Toru Kumon, the man behind Kumon – an internationally successful chain of after-school math and reading centres tailored towards accelerating children’s learning – was born in Kōchi Prefecture, Japan, in 1914. As a math teacher, Toru was inspired to create Kumon in 1954 after he noticed that his own son, Takeshi, was struggling with his second-grade math. Not impressed with the school’s curriculum, Kumon decided to adopt a new approach and began designing his own worksheets for his son to work on. Each new worksheet would be slightly harder than the last, but Takeshi had to complete them in order; he could only move on to the next one by finishing the previous one, which meant he had to thoroughly understand each concept. By the time Takeshi reached high school, he was already doing college-level calculus, and his father was on his way to building an after-school teaching empire in Japan. In 1958, Toru opened the first Kumon office in Osaka, creating what would become known as the Kumon Method of Learning.

Today, teachers move through lessons quickly, often without ensuring that each child has fully understood the fundamentals, which can be a problem for some students. Kumon works to eliminate this issue by encouraging individualized instruction and self-learning through the completion of small-step worksheets with the support of qualified instructors. Children are allowed to study at a level specific to their academic abilities, rather than their grade. This allows them to work with material that’s appropriate to their level; they don’t lose confidence struggling with material that’s too difficult for them, or get bored with material that’s too easy. Of course, the worksheets have been modified since Toru Kumon’s original 1955 versions, but the organization still uses small steps to teach, with plenty of examples. These tricks help excite students about learning, as it places the power in their hands, and they can quickly advance beyond traditional grade expectations.
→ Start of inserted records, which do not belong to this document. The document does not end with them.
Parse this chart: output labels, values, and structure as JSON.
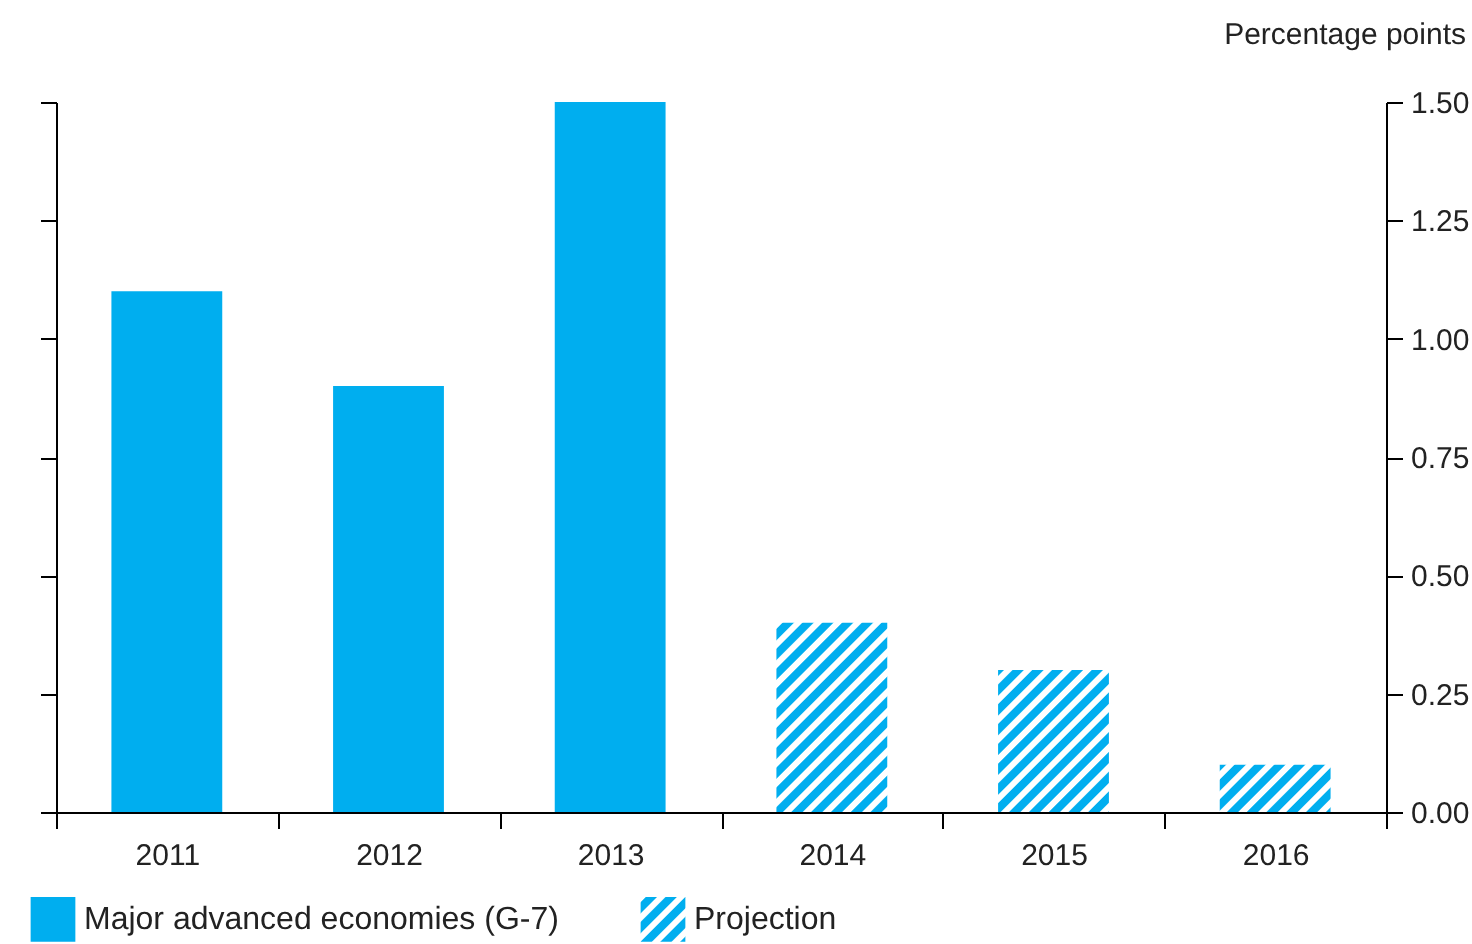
{
  "chart_data": {
    "type": "bar",
    "ylabel": "Percentage points",
    "categories": [
      "2011",
      "2012",
      "2013",
      "2014",
      "2015",
      "2016"
    ],
    "series": [
      {
        "name": "Major advanced economies (G-7)",
        "color": "#00aeef",
        "values": [
          1.1,
          0.9,
          1.5,
          null,
          null,
          null
        ]
      },
      {
        "name": "Projection",
        "color": "#00aeef",
        "values": [
          null,
          null,
          null,
          0.4,
          0.3,
          0.1
        ]
      }
    ],
    "ylim": [
      0,
      1.5
    ],
    "yticks": [
      {
        "value": 0,
        "label": "0.00"
      },
      {
        "value": 0.25,
        "label": "0.25"
      },
      {
        "value": 0.5,
        "label": "0.50"
      },
      {
        "value": 0.75,
        "label": "0.75"
      },
      {
        "value": 1,
        "label": "1.00"
      },
      {
        "value": 1.25,
        "label": "1.25"
      },
      {
        "value": 1.5,
        "label": "1.50"
      }
    ],
    "grid": false,
    "legend": "bottom left"
  }
}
Over the years, however, the Kumon program has been criticized for promoting a “drill and kill” method that focuses more on memorization than developing actual creative problem-solving skills. And many education professionals have questioned whether a “Junior Kumon” for toddlers whose parents were interested in fast-tracking to kindergarten was necessary.

Today, Kumon centres are located and operated in over 50 different countries and regions around the world, with a total enrollment of more than 4 million students as of June 2018. The brand is one of the most recognized tutoring programs in the world. Most parents enroll their children in the program based on word-of-mouth, while some others studied at Kumon themselves and want their own kids to do the same. Most participants do report experiencing a boost in self-esteem, concentration, and discipline. Kumon brochures boast about children who have earned prestigious scholarships and won academic competitions. It’s hard to argue with the company’s success.

Even after Kumon’s death in 1995, his vision and achievements in education have stood the test of time. Today, the Toru Kumon Museum serves as physical landmark for guests to visit. The site, which was built in 1982, was converted into a museum in October 1998. The Kumon Education Institute and the Toru Kumon Research Institute of Education (in Osaka and Tokyo, respectively) both serve as ways to help keep Toru Kumon’s legacy alive as someone deeply committed to improving the education of kids all over the world.